In the intervening months, the two had crossed paths in the league as they both had eyes set on 4th place and a place in the Champions League. Getafe returned to Mestalla on the 17th March, impressively neutralising Valencia in a goalless draw which kept them in 4th place with a healthy gap of six points over Valencia with ten games remaining.
Getafe, however, stuttered in their remaining games while Valencia strung together six wins out of nine which left them level on points and with the head-to-head advantage over Getafe as they went into their final league games.
Getafe conceded a late equaliser at home to Villarreal but by that time they were resigned to 5th place as Valencia were cruising to a facile 2-0 win at Valladolid.
At first glance, Valencia’s win looked like a typical end of season scenario where a motivated side had beaten a team that had the week before achieved safety and had spent the week enjoying some of the local nightlife.
Events took a darker turn, though, when police highlighted the match during Operation Oikos, alleging that several Valladolid players may have received money to lose the game as part of a gambling fix.
After a tumultuous season Valencia had emerged on top in both league and cup over their new rivals. But what would become of this enmity as summer rolled around, blood cooled, and personnel came and went at both clubs? Would it ebb away and become just another game? Or would there be enough fuel to keep passions smouldering for when they next met?

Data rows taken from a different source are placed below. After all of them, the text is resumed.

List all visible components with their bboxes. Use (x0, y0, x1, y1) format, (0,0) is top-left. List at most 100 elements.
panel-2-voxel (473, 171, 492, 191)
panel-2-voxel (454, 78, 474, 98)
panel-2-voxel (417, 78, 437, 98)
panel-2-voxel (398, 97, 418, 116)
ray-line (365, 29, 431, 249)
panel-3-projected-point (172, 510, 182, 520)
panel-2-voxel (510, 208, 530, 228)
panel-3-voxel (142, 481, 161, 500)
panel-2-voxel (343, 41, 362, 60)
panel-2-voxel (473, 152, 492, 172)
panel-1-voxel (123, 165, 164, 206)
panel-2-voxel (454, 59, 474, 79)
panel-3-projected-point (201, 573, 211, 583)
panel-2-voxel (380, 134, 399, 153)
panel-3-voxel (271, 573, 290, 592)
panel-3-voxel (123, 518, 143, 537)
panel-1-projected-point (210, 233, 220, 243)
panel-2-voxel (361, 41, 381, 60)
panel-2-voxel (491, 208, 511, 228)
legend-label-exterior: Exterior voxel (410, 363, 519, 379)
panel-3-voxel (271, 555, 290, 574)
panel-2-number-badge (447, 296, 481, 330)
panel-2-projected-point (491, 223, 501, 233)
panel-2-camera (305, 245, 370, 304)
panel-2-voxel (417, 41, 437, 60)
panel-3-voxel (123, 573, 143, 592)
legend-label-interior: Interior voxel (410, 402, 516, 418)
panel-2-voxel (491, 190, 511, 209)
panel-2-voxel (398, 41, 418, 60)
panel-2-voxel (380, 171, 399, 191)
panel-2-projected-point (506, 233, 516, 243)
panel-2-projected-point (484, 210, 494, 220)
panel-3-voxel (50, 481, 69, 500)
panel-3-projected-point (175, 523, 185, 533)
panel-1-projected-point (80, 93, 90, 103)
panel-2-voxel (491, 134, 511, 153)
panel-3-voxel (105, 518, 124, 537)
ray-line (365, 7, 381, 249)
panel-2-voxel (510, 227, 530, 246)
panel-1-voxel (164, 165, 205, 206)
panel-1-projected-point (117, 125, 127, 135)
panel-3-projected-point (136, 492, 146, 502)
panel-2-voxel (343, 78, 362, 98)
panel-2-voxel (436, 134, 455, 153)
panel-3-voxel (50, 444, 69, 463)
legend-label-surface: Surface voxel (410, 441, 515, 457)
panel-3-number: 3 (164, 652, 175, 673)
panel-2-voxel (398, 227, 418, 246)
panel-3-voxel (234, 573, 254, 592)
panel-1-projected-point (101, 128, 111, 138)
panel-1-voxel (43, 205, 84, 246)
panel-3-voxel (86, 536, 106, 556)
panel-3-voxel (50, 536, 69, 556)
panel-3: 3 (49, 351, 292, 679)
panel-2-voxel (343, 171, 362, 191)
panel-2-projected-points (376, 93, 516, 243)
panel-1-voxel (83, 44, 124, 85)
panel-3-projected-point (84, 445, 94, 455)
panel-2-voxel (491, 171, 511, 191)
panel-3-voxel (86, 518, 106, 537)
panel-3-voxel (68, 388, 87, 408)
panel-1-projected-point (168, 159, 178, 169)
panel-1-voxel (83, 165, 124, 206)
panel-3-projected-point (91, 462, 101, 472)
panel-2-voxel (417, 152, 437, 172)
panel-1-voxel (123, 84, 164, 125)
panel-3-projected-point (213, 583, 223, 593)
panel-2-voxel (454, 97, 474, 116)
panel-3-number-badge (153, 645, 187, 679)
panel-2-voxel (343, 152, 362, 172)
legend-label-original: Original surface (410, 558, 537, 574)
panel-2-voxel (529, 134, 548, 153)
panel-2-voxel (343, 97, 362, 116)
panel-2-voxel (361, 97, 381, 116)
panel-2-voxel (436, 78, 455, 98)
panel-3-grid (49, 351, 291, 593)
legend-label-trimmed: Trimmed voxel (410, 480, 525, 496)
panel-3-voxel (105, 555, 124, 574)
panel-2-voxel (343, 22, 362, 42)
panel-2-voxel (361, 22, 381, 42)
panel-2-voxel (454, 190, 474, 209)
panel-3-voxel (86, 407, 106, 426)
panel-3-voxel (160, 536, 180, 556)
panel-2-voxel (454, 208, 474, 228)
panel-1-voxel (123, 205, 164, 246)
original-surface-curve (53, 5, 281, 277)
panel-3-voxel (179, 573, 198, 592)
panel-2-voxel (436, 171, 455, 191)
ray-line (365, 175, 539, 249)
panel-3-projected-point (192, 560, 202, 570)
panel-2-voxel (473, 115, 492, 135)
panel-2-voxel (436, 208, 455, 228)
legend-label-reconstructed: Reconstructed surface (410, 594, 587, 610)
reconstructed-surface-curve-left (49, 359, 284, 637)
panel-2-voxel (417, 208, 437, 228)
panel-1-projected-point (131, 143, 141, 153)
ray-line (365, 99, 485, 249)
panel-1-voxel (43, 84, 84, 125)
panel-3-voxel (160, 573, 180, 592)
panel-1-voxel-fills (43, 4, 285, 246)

Fortunately, this season’s two matchups have given us more evidence of the latter.
Despite the removal of Marcelino after his early-season sacking, September in Mestalla saw a thrillingly full-blooded 3-3 draw, full of fist pumps and incident.
Valencia limped into February’s return fixture depleted by injuries but found a Getafe side in no mood for charity as they ruthlessly demolished their opponents in as one sided a 3-0 victory as it’s possible to see. Jorge Molina, whose unfortunate cup miss had become Valencia folklore, was simply unplayable; scoring twice before receiving a standing ovation as he left the field. The manner of defeat provoked something of a meltdown in the Valencia defence that would derail them for weeks to come.
Valencia arrived weakened, Getafe had been waiting, and Bordalás was not one to forgive and forget. “Tocò dos veces Jorge Molina” crowed Getafe’s official twitter feed, riffing on that now-famous commentary line.
This rivalry still has some chapters to be written.